The team identified the most time-intensive parts of a base CPU code and set out to design a new algorithm that would reduce the cost of these operations, push the limits of the largest problem size possible, and take advantage of the unique data-centric characteristics of Summit, the world's most powerful and smartest supercomputer for open science.
"We designed this algorithm to be one of hierarchical parallelism to ensure that it would work well on a hierarchical system," Appelhans said. "We put up to two slabs on a node, but because each node has 6 GPUs, we broke each slab up and put those individual pieces on different GPUs."
In the past, pencils may have been distributed among many nodes, but the team's method makes use of Summit's on-node communication and its large amount of CPU memory to fit entire data slabs on single nodes.
"We were originally planning on running the code with the memory residing on the GPU, which would have limited us to smaller problem sizes," Yeung said. "However, at the OLCF GPU Hackathon, we realized that the NVLink connection between the CPU and the GPU is so fast that we could actually maximize the use of the 512 gigabytes of CPU memory per node."

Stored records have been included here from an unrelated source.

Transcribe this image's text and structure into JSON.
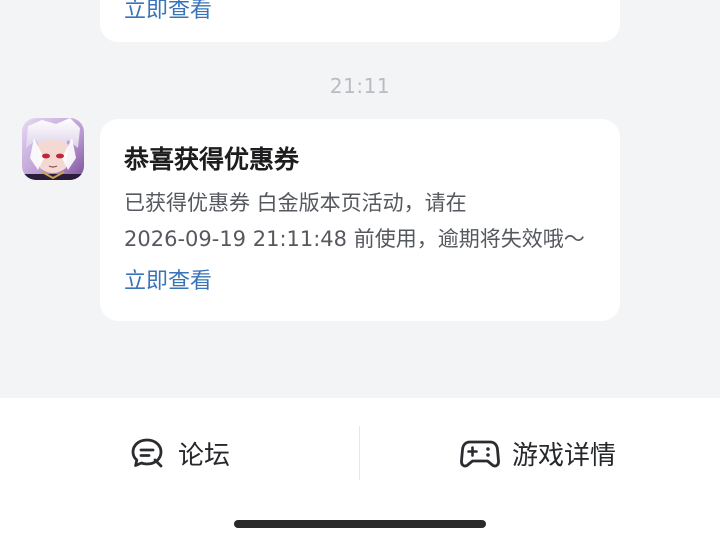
{
  "top_card": {
    "link_label": "立即查看"
  },
  "timestamp": "21:11",
  "message": {
    "title": "恭喜获得优惠券",
    "body_line1": "已获得优惠券 白金版本页活动，请在",
    "body_line2": "2026-09-19 21:11:48 前使用，逾期将失效哦～",
    "link_label": "立即查看"
  },
  "bottom_nav": {
    "forum_label": "论坛",
    "game_details_label": "游戏详情"
  },
  "colors": {
    "background": "#f3f4f6",
    "card": "#ffffff",
    "link": "#3a74b8",
    "timestamp": "#b8bcc2"
  },
  "icons": {
    "avatar": "anime-character-avatar",
    "forum": "chat-bubble-icon",
    "game": "gamepad-icon"
  }
}
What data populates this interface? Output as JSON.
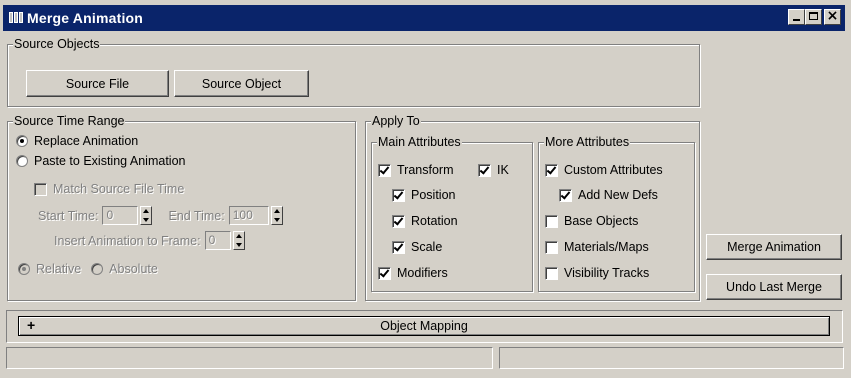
{
  "window": {
    "title": "Merge Animation",
    "title_bar_color": "#0a246a",
    "face_color": "#d4d0c8",
    "icons": [
      "app-icon",
      "minimize-icon",
      "maximize-icon",
      "close-icon"
    ]
  },
  "source_objects": {
    "legend": "Source Objects",
    "source_file_label": "Source File",
    "source_object_label": "Source Object"
  },
  "source_time_range": {
    "legend": "Source Time Range",
    "replace_label": "Replace Animation",
    "paste_label": "Paste to Existing Animation",
    "selected": "Replace Animation",
    "match_label": "Match Source File Time",
    "start_label": "Start Time:",
    "start_value": "0",
    "end_label": "End Time:",
    "end_value": "100",
    "insert_label": "Insert Animation to Frame:",
    "insert_value": "0",
    "relative_label": "Relative",
    "absolute_label": "Absolute"
  },
  "apply_to": {
    "legend": "Apply To",
    "main": {
      "legend": "Main Attributes",
      "transform": "Transform",
      "ik": "IK",
      "position": "Position",
      "rotation": "Rotation",
      "scale": "Scale",
      "modifiers": "Modifiers"
    },
    "more": {
      "legend": "More Attributes",
      "custom": "Custom Attributes",
      "add_new_defs": "Add New Defs",
      "base_objects": "Base Objects",
      "materials_maps": "Materials/Maps",
      "visibility_tracks": "Visibility Tracks"
    }
  },
  "actions": {
    "merge_label": "Merge Animation",
    "undo_label": "Undo Last Merge"
  },
  "rollout": {
    "expand_glyph": "+",
    "title": "Object Mapping"
  }
}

The realization drove the team to adapt some of the main pieces of the code (kernels) for GPU data movement and asynchronous processing, which allows computation and data movement to occur simultaneously. The innovative kernels transformed the code and allowed the team to solve problems much larger than ever before at a much faster rate than ever before.
The team's success proved that even large, communication-dominated applications can benefit greatly from the world's most powerful supercomputer when code developers integrate the heterogenous architecture into the algorithm design.
Coalescing into success
One of the key ingredients to the team's success was a perfect fit between the Georgia Tech team's long-held domain science expertise and Appelhans' innovative thinking and deep knowledge of the machine.
Also crucial to the achievement was the OLCF's early access Ascent and Summitdev systems and a million-node-hour allocation on Summit provided by the Innovative Novel and Computational Impact on Theory and Experiment (INCITE) program, jointly managed by the Argonne and Oak Ridge Leadership Computing Facilities, and the Summit Early Science Program in 2019.
Oscar Hernandez, tools developer at the OLCF, helped the team navigate challenges throughout the project. One such challenge was figuring out how to how to run each single parallel process (that obeys the message passing interface [MPI] standard) on the CPU in conjunction with multiple GPUs. Typically, one or more MPI processes are tied to a single GPU, but the team found that using multiple GPUs per MPI process allows the MPI processes to send and receive a smaller number of larger messages than the team originally planned. Using the OpenMP programming model, Hernandez helped the team reduce the number of MPI tasks, improving the code's communication performance and thereby leading to further speedups.
Kiran Ravikumar, a Georgia Tech doctoral student on the project, will present details of the algorithm within the technical program of the 2019 Supercomputing Conference, SC19.
The team plans to use the code to make further inroads into the mysteries of turbulence; they will also introduce other physical phenomena such as oceanic mixing and electromagnetic fields into the code in the future.
"This code, and its future versions, will provide exciting opportunities for major advances in the science of turbulence, with insights of generality bearing upon turbulent mixing in many natural and engineered environments," Yeung said.